Но лично я хожу до сих пор. Там, куда дети сдали меня в Дом для престарелых, кругом растет лес. Там я и собираю все, что ни найду: булочки, подосиновики, белые — прямо среди лета, а когда подойдет октябрь, даже каштановые грибы. Жарю я их в кухонной нише, для себя и для некоторых других стариков, которые уже плохо ходят. Все мы давно разменяли восьмой десяток, так что какое нам, в конце концов, дело до цезия, спрошу я вас, когда наши дни уже и без того сочтены.
1987
Ну что нам понадобилось в Калькутте? Что потянуло меня туда? Имея за спиной «Крысиху» и надоедные немецкие праздники забоя скотины, я начал теперь рисовать горы мусора, спящих на улице людей, богиню Кали, как она со стыда показывает язык, видел ворон на кучах скорлупы кокосовых орехов, видел отблеск былой империи в позеленевших развалинах и поначалу, когда все зловоние восходило к небу, просто не находил слов. И тут мне привиделся сон…

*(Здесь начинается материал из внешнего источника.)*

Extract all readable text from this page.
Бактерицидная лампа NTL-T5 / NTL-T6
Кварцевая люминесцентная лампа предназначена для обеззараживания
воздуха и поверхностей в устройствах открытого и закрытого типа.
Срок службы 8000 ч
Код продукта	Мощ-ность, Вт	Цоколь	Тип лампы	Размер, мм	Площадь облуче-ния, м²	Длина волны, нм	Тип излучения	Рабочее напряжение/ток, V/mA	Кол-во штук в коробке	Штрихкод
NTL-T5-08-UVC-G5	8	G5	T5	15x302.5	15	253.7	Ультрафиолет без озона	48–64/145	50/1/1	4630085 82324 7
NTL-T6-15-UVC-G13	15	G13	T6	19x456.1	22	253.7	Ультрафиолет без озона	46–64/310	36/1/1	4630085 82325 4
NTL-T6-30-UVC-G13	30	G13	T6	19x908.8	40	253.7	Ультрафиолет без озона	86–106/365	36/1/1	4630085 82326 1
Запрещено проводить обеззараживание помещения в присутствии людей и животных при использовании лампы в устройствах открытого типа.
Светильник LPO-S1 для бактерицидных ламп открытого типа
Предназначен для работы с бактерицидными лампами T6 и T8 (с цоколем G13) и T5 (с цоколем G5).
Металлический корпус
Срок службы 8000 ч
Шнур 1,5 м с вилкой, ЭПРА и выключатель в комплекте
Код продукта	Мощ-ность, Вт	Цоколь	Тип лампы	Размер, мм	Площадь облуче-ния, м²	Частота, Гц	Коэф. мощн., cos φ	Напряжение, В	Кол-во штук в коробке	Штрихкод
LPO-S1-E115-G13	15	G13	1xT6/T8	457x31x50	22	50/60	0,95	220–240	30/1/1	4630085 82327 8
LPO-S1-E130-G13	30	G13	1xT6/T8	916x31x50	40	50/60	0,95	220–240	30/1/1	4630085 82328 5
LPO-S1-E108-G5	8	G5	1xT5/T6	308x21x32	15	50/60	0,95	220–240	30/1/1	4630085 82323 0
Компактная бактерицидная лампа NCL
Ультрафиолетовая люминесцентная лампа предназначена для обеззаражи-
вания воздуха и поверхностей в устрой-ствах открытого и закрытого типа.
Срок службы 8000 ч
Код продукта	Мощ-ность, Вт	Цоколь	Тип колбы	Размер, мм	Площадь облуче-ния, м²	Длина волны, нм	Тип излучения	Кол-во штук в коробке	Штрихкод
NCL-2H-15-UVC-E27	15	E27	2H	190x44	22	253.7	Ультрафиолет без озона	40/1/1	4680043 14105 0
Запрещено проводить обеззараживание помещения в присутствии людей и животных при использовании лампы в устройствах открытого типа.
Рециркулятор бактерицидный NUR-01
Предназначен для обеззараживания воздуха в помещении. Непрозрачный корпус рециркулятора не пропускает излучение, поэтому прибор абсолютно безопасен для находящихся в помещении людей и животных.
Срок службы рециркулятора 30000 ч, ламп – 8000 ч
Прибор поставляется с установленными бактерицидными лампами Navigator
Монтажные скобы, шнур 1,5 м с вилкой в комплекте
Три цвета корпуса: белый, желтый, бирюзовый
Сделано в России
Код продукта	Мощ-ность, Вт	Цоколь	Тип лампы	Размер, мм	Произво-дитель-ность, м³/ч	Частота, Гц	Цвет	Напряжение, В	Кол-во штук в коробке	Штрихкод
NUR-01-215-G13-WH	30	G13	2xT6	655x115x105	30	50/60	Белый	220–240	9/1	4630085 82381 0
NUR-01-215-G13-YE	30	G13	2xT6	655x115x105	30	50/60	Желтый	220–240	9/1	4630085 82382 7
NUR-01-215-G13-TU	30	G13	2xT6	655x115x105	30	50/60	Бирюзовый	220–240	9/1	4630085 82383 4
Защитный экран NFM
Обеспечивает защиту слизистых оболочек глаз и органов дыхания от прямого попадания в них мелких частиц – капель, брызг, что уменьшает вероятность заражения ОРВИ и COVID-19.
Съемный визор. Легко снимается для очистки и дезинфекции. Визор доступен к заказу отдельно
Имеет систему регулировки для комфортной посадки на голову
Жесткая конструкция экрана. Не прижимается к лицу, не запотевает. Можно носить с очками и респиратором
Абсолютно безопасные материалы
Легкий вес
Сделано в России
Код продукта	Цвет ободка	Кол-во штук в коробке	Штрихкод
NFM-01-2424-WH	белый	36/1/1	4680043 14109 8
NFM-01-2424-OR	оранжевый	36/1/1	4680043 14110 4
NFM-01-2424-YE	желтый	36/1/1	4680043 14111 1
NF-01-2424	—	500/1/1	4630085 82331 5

Но прежде чем увидеть сей, богатый последствиями сон, во мне зародилась мучительная ревность, ибо Уте, которая читает много и разное, покуда она, все худея и худея, терпела Калькутту, осиливала одного Фонтане за другим: в противовес индийским будням наш багаж был отягощен множеством книг. Но вот почему она читала именно его, гугенотского пруссака? Почему так страстно, под включенным вентилятором, болтливого хроникера земли Бранденбург? Почему под бенгальским небом — и вдруг Теодор Фонтане? Словом, мне привиделся сон…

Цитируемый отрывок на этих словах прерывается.